Drug/Laboratory Test Interactions
During TNKase therapy, results of coagulation tests and/or measures of fibrinolytic activity may be unreliable unless specific precautions are taken to prevent in vitro artifacts. Tenecteplase is an enzyme that, when present in blood in pharmacologic concentrations, remains active under in vitro conditions. This can lead to degradation of fibrinogen in blood samples removed for analysis.
Carcinogenesis, Mutagenesis, Impairment of Fertility
Studies in animals have not been performed to evaluate the carcinogenic potential, mutagenicity, or the effect on fertility.
Pregnancy (Category C)
TNKase has been shown to elicit maternal and embryo toxicity in rabbits given multiple IV administrations. In rabbits administered 0.5, 1.5 and 5.0 mg/kg/day, vaginal hemorrhage resulted in maternal deaths. Subsequent embryonic deaths were secondary to maternal hemorrhage and no fetal anomalies were observed. TNKase does not elicit maternal and embryo toxicity in rabbits following a single IV administration. Thus, in developmental toxicity studies conducted in rabbits, the no observable effect level (NOEL) of a single IV administration of TNKase on maternal or developmental toxicity was 5 mg/kg (approximately 8–10 times the human dose). There are no adequate and well‑controlled studies in pregnant women. TNKase should be given to pregnant women only if the potential benefits justify the potential risk to the fetus.

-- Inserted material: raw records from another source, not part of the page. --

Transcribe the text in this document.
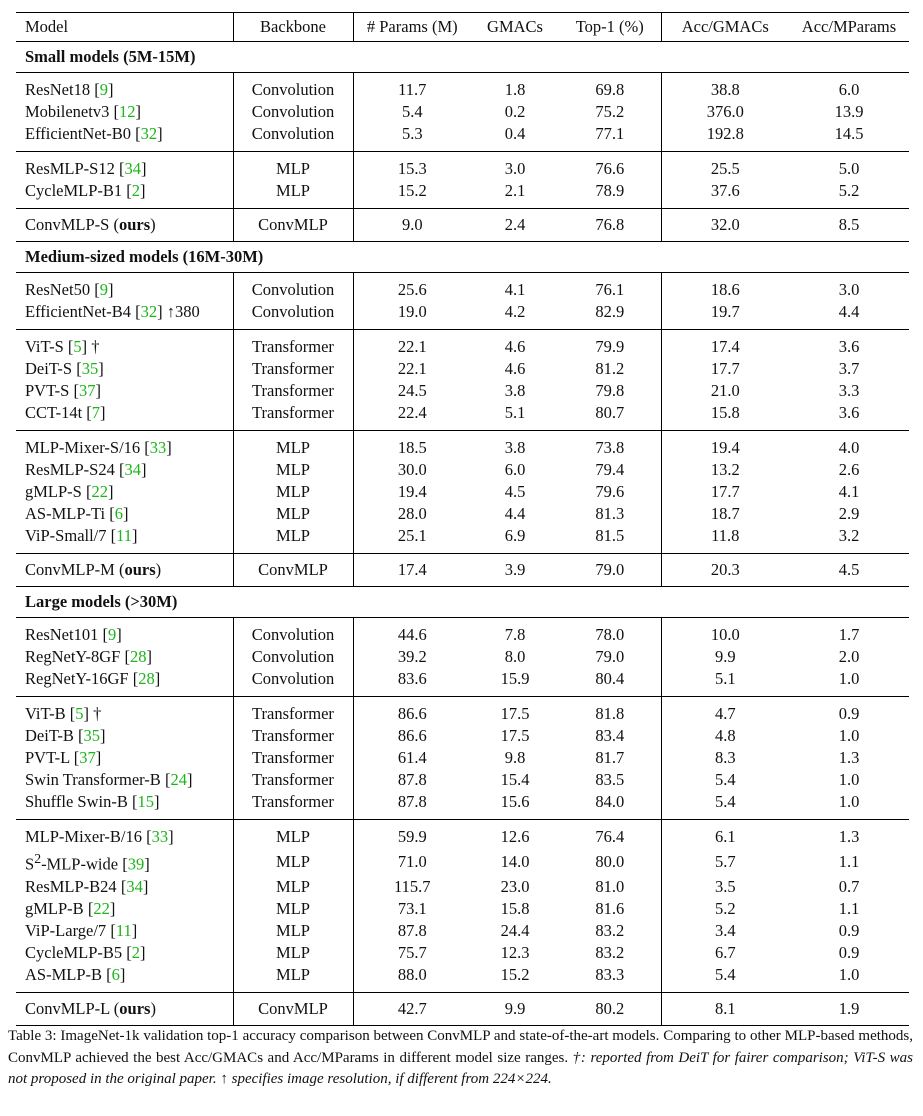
Model	Backbone	# Params (M)	GMACs	Top-1 (%)	Acc/GMACs	Acc/MParams
Small models (5M-15M)						
ResNet18 [9]	Convolution	11.7	1.8	69.8	38.8	6.0
Mobilenetv3 [12]	Convolution	5.4	0.2	75.2	376.0	13.9
EfficientNet-B0 [32]	Convolution	5.3	0.4	77.1	192.8	14.5
ResMLP-S12 [34]	MLP	15.3	3.0	76.6	25.5	5.0
CycleMLP-B1 [2]	MLP	15.2	2.1	78.9	37.6	5.2
ConvMLP-S (ours)	ConvMLP	9.0	2.4	76.8	32.0	8.5
Medium-sized models (16M-30M)						
ResNet50 [9]	Convolution	25.6	4.1	76.1	18.6	3.0
EfficientNet-B4 [32] ↑380	Convolution	19.0	4.2	82.9	19.7	4.4
ViT-S [5] †	Transformer	22.1	4.6	79.9	17.4	3.6
DeiT-S [35]	Transformer	22.1	4.6	81.2	17.7	3.7
PVT-S [37]	Transformer	24.5	3.8	79.8	21.0	3.3
CCT-14t [7]	Transformer	22.4	5.1	80.7	15.8	3.6
MLP-Mixer-S/16 [33]	MLP	18.5	3.8	73.8	19.4	4.0
ResMLP-S24 [34]	MLP	30.0	6.0	79.4	13.2	2.6
gMLP-S [22]	MLP	19.4	4.5	79.6	17.7	4.1
AS-MLP-Ti [6]	MLP	28.0	4.4	81.3	18.7	2.9
ViP-Small/7 [11]	MLP	25.1	6.9	81.5	11.8	3.2
ConvMLP-M (ours)	ConvMLP	17.4	3.9	79.0	20.3	4.5
Large models (>30M)						
ResNet101 [9]	Convolution	44.6	7.8	78.0	10.0	1.7
RegNetY-8GF [28]	Convolution	39.2	8.0	79.0	9.9	2.0
RegNetY-16GF [28]	Convolution	83.6	15.9	80.4	5.1	1.0
ViT-B [5] †	Transformer	86.6	17.5	81.8	4.7	0.9
DeiT-B [35]	Transformer	86.6	17.5	83.4	4.8	1.0
PVT-L [37]	Transformer	61.4	9.8	81.7	8.3	1.3
Swin Transformer-B [24]	Transformer	87.8	15.4	83.5	5.4	1.0
Shuffle Swin-B [15]	Transformer	87.8	15.6	84.0	5.4	1.0
MLP-Mixer-B/16 [33]	MLP	59.9	12.6	76.4	6.1	1.3
$S^2-MLP$-wide [39]	MLP	71.0	14.0	80.0	5.7	1.1
ResMLP-B24 [34]	MLP	115.7	23.0	81.0	3.5	0.7
gMLP-B [22]	MLP	73.1	15.8	81.6	5.2	1.1
ViP-Large/7 [11]	MLP	87.8	24.4	83.2	3.4	0.9
CycleMLP-B5 [2]	MLP	75.7	12.3	83.2	6.7	0.9
AS-MLP-B [6]	MLP	88.0	15.2	83.3	5.4	1.0
ConvMLP-L (ours)	ConvMLP	42.7	9.9	80.2	8.1	1.9
Table 3: ImageNet-1k validation top-1 accuracy comparison between ConvMLP and state-of-the-art models. Comparing to other MLP-based methods, ConvMLP achieved the best Acc/GMACs and Acc/MParams in different model size ranges. †: reported from DeiT for fairer comparison; ViT-S was not proposed in the original paper. ↑ specifies image resolution, if different from 224×224.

It is not known if TNKase is excreted in human milk. Because many drugs are excreted in human milk, caution should be exercised when TNKase is administered to a nursing woman.
The safety and effectiveness of TNKase in pediatric patients have not been established.
Of the patients in ASSENT-2 who received TNKase, 4,958 (59%) were under the age of 65; 2,256 (27%) were between the ages of 65 and 74; and 1,244 (15%) were 75 and over. The 30-day mortality rates by age were 2.5% in patients under the age of 65, 8.5% in patients between the ages of 65 and 74, and 16.2% in patients age 75 and over. The ICH rates were 0.4% in patients under the age of 65, 1.6% in patients between the ages of 65 and 74, and 1.7% in patients age 75 and over. The rates of any stroke were 1.0% in patients under the age of 65, 2.9% in patients between the ages of 65 and 74, and 3.0% in patients age 75 and over. Major bleeding rates, defined as bleeding requiring blood transfusion or leading to hemodynamic compromise, were 3.1% in patients under the age of 65, 6.4% in patients between the ages of 65 and 74, and 7.7% in patients age 75 and over. In elderly patients, the benefits of TNKase on mortality should be carefully weighed against the risk of increased adverse events, including bleeding.